Escherichia coli lipopolysaccharide upregulates the expression of both toll like receptor 4 and 2 (TLR4 and TLR2) in cultured bovine mammary epithelial cells

Authors: IBEAGHA-AWEMU, E - MCGILL UNIVERSITY; LEE, J - NATIONAL PINGTUNG UNIV; IBEAGHA, A - MCGILL UNIVERSITY; Bannerman, Douglas; Paape, Max; ZHAO, X - MCGILL UNIVERSITY

Submitted to: Joint Abstracts of the American Dairy Science and Society of Animal Science
Publication Type: Abstract Only
Publication Acceptance Date: 4/16/2007
Publication Date: 7/8/2007
Citation: Ibeagha-Awemu, E.M., Lee, J.W., Ibeagha, A.E., Bannerman, D.D., Paape, M.J., Zhao, X. 2007. Escherichia coli lipopolysaccharide upregulates the expression of both toll like receptor 4 and 2 (TLR4 and TLR2) in cultured bovine mammary epithelial cells. [abstract]. Journal of Dairy Science 90(Supl. 1):471

Interpretive Summary:

Technical Abstract: Bovine mammary epithelial cells contribute to the innate immune response to intramammary infection. Their ability to mount such a response is dependent upon mammary epithelial recognition of the invading pathogen by specialized receptors.
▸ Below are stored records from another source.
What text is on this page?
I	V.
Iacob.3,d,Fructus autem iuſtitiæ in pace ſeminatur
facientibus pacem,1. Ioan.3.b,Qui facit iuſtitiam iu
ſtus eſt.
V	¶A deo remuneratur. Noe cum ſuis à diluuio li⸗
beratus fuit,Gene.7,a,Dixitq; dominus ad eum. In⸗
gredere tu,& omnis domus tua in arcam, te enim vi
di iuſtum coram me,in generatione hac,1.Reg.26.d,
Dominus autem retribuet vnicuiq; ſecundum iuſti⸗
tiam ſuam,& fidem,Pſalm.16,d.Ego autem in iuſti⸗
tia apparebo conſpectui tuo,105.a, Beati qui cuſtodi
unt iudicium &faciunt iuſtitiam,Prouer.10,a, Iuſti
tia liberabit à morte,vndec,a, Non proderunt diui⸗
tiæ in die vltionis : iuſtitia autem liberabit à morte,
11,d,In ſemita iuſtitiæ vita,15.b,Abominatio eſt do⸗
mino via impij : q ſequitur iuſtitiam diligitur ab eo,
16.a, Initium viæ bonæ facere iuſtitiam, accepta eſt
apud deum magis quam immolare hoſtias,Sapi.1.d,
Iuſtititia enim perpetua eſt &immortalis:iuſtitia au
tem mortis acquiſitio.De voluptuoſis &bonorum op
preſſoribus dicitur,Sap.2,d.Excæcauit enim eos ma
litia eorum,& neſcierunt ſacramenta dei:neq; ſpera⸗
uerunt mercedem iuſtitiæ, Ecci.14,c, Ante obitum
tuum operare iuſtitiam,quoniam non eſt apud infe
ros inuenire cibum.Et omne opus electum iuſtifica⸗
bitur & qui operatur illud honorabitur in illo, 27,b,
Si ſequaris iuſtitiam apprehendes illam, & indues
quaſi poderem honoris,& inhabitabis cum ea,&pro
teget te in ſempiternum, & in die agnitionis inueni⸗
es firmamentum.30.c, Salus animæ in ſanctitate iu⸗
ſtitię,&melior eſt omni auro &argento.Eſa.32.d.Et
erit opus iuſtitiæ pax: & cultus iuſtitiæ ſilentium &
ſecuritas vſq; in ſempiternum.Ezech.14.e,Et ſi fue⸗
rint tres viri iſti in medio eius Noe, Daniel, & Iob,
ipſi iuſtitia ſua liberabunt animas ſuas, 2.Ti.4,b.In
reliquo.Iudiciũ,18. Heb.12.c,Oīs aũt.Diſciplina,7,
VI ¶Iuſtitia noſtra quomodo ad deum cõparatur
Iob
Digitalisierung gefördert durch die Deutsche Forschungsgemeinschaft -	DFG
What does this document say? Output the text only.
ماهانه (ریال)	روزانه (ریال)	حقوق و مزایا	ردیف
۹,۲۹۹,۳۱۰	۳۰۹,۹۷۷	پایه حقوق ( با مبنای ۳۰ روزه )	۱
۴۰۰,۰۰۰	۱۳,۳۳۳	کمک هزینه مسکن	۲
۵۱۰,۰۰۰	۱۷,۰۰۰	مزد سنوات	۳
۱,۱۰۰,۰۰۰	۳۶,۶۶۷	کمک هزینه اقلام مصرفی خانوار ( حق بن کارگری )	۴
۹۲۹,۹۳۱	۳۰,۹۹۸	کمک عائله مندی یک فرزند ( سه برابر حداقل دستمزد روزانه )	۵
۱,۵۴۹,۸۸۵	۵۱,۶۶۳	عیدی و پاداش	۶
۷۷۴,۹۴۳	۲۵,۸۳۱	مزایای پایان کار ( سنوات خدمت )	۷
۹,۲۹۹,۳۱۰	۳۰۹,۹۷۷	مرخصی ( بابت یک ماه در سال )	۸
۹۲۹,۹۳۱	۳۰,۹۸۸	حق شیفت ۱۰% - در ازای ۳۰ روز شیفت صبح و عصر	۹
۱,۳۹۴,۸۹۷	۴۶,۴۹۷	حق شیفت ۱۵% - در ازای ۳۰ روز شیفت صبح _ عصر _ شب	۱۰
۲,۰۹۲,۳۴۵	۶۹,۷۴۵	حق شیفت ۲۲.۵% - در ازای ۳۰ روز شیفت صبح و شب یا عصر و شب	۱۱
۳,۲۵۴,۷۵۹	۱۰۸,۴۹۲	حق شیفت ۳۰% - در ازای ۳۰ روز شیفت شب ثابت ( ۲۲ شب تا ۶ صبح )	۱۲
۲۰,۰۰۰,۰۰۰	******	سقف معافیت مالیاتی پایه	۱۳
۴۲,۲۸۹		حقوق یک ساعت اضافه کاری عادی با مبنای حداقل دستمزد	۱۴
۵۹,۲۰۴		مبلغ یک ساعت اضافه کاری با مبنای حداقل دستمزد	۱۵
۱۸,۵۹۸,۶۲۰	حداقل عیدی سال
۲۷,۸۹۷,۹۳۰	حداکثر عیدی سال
Toll-like receptor 4 (TLR4) is one such receptor that recognizes and is specifically activated by lipopolysaccharide (LPS), a component of the outer envelope of gram-negative bacteria. Recently, it was shown that Staphylococcus aureus, a gram-positive bacteria, initiated the upregulation of both TLR2 and TLR4 in the bovine mammary gland. Because the mammary gland is known to elicit a robust innate immune response to Escherichia coli, we hypothesized that LPS could similarly induce upregulation of TLR4. To evaluate this, MAC-T cells (a bovine mammary epithelial cell line) were incubated in the presence or absence of 1 ug/ml LPS for 24 hrs. Expression of TLR2 and TLR4 were analyzed at both the mRNA and protein levels by quantitative real time PCR and flow cytometry, respectively. The mRNA for both receptors in treated cells was upregulated by 2.0 (TLR4) or 2.2 (TLR2) fold (P<0.01) in comparison to untreated cells. Similarly, specific antibodies against TLR2 and TLR4 detected the increased surface expression of the toll proteins. The mean channel fluorescence in treated cells as compared to untreated cells was 1224 vs. 554 for TLR4 and 3394 vs. 1671 for TLR2, respectively. These results demonstrate that LPS upregulates both TLR4 and TLR2, similar to that reported with ligands from S. aureus. This suggests that the bovine mammary epithelium possesses the necessary immune repertoires required to mount a robust defense against E. coli. This may also indicate a positive adaptation by the mammary epithelial cells to effectively deal with different types of mastitis pathogens.